Воспоминание Набокова о родителях связано с летней порой. Мое - с более суровыми временами года. Помню, как мать ведет меня в поликлинику на прием к врачу. Дело происходит зимой. На мне одет шарф, зимняя шапка, теплое пальто. Я смотрю по сторонам. Большой пятиэтажный дом с магазином, мимо которого мы с мамой проходим, кажется мне сказочным, полным чудес. Наверняка в нем живут замечательные, необыкновенные люди. С восторгом я гляжу на прохожих, впрочем, восторги мои умеряет необыкновенно холодная погода, запомнившаяся мне.
Вот мы приходим в поликлинику, раздеваемся в гардеробе. Потом долго сидим в коридоре, причем я с опаской посматриваю на тех, кто покашливает - боюсь заразиться второй раз. Это долгое сидение в коридоре поликлиники в компании с мамой мне запоминается больше, чем сам прием врача, к которому это ожидание было преамбулой.
Помню другой эпизод. На улице стоит золотая осень. Мы с отцом идем по улице Ватутина, направляясь к магазину "Спорттовары". Мне, надо сказать, всегда нравилось посещать этот магазин. На выставленные в нем товары я смотрел как на интересные игрушки, с которыми можно позабавиться в часы досуга. Итак, мы идем с отцом по улице. Совсем недалеко от нас проносятся легковые машины. На мне одет свитер ( или кофта ) и осенняя куртка. Мы о чем-то разговариваем с отцом.. Деревья стоят в тяжелом золотом наряде ( как помню, это были березы, много их росло тогда на Левом берегу ).
Самые же первые воспоминания о родителях связаны с моей детской кроваткой. Я в ней лежу, а надо мною склоняется мать. Уже в то время я учусь ценить общество матери как самого дорогого, самого близкого мне человека.
Здесь можно вспомнить о том, как описывал время, проведенное в детской кровати, Владимир Набоков. "Первобытная пещера, а не модное лоно, - вот ( венским мистикам наперекор ) образ моих игр, когда мне было три - четыре года". Набоков вспоминает большой диван, с клеверным крапом по белому кретону, в одной из гостиных деревенского дома Набоковых. Это легендарный массив, нагроможденный еще в "доисторическую" эру.

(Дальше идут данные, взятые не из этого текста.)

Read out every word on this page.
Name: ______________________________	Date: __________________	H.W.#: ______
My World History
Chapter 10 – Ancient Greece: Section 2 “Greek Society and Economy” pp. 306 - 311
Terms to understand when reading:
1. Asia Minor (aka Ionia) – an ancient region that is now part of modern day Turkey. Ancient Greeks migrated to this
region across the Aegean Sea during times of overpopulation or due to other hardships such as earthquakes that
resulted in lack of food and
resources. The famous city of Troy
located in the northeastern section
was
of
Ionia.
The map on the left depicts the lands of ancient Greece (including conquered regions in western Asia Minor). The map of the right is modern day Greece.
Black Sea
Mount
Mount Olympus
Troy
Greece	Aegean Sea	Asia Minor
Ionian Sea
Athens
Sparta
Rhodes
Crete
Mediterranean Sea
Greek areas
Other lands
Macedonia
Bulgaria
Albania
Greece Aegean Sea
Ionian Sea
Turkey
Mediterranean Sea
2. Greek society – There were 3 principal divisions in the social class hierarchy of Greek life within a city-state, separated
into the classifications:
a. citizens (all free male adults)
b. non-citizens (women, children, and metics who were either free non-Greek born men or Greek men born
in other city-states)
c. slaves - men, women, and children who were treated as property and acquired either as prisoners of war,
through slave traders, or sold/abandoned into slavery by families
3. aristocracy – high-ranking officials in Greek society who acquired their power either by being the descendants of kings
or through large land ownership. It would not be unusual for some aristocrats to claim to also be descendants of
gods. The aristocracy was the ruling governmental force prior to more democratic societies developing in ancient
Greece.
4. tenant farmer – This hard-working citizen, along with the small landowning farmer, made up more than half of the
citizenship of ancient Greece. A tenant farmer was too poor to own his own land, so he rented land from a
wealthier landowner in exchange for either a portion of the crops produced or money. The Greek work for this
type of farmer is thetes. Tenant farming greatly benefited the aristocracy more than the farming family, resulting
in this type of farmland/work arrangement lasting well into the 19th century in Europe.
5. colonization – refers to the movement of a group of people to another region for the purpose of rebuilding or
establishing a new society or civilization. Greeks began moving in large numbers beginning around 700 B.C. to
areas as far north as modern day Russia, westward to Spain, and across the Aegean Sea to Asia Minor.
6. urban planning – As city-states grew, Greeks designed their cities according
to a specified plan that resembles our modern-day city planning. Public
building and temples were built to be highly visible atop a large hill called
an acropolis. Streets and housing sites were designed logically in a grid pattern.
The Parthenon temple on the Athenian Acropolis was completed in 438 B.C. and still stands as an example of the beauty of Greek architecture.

"С помощью взрослого домочадца ( которому приходилось действовать сначала обеими руками, а потом мощным коленом ), диван несколько отодвигался от стены ( здравствуйте, дырочки штепселя ). Из диванных валиков строилась крыша; тяжелые подушки служили заслонами с обоих концов. Ползти на четвереньках по этому безпросветно-черному туннелю было сказочным наслаждением. Делалось душно и страшно, в коленко впивался кусочек ореховой скорлупы, но я все же медлил в этой давящей тьме, слушая тупой звон в ушах, рассудительный звон одиночества, стол знакомый малышам, вовлеченным игрой в пыльные, грустно-укромные углы. Темнота становилась слепотой, слепота искрилась по-своему".
Описывает Набоков и следующую игру, которая была и мечтательной, и тонкой. Она происходила, когда будущий писатель, проснувшись раньше обыкновенного, сооружал шатер из простыни и одеяла - и "давал волю воображению". "Заодно воскресает образ моей детской кровати, с подъемными сетками из пушистого шнура по бокам, чтобы автор не выпал".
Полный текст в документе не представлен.